Recently, most Yodobashi locations started requiring customers to have the retailer’s credit to purchase a PS5, yet another tactic to stop resellers from getting multiple consoles

However, the Akihabara, Tokyo location is one of the few that still does not require the Yodobashi credit card, making it a popular PS5 drop spot for both gamers and scalpers.

So with a history of dropping the PS5 on weekends, a crowd began to form outside the store this morning before open.

https://twitter.com/LOPECHIY/status/1355309823345127424

Once the store opened, the throng of consumers made their way to the video game section and waited. It was the calm before the storm.

https://twitter.com/uetyan01/status/1355329402452602886
As soon as a Yodobashi employee came out with (an estimated few hundred) tickets to establish the first-come, first-serve purchase line order, mayhem erupted as customers began crowding, packed like sardines, to be in the queue of lucky soon-to-be PS5 owners. People began shouting, pushing, and shoving one another. A scary sight to see in the middle of a pandemic, with Tokyo being one of the Japanese metro areas under a current state of emergency.

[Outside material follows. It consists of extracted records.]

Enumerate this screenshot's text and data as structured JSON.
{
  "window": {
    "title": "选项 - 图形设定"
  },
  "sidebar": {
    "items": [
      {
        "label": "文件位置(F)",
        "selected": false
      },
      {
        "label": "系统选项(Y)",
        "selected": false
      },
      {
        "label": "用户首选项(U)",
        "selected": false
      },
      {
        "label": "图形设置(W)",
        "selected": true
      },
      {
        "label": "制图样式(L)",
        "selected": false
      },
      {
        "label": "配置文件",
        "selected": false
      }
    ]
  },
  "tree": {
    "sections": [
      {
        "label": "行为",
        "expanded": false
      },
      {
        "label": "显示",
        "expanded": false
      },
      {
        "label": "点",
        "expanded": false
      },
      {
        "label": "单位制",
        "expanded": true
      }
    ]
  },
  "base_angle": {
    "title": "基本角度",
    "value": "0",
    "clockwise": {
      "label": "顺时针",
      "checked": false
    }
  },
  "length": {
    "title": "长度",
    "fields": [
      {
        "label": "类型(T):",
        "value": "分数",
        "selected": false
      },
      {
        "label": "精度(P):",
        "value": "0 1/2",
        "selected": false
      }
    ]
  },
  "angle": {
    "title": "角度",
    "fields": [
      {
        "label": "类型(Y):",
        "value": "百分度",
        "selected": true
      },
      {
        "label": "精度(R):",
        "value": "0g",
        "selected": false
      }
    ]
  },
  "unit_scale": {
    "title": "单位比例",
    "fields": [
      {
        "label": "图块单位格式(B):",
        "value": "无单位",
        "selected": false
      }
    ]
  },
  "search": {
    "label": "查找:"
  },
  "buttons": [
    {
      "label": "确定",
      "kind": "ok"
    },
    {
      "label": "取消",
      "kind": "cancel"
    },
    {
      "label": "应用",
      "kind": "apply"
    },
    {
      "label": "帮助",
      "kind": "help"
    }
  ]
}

https://twitter.com/yamato__1234/status/1355340748766334979

https://twitter.com/tabata__97/status/1355332446862991364

https://twitter.com/gttae63/status/1355332791949352976

The pandemonium became so chaotic, the Tokyo police thankfully were called in to quell the situation and the selling of all the PS5 consoles was completely canceled.

https://twitter.com/illizuvert/status/1355336465048190983

https://twitter.com/AJapaneseDream/status/1355334055521206275

Unfortunately, the PS5 scarcity looks to continue until the second half of this year due to chipset shortages. Large groups of scalpers, many equipped with bots, continue to buy up thousands of PS5s and even through sneaky methods like taking advantage of tech loopholes.

UPDATE: On February 2, the Yodobashi Camera in Akihabara sold the PS5 for the first time since Saturday’s debacle, but now requires the Yodobashi credit card to purchase.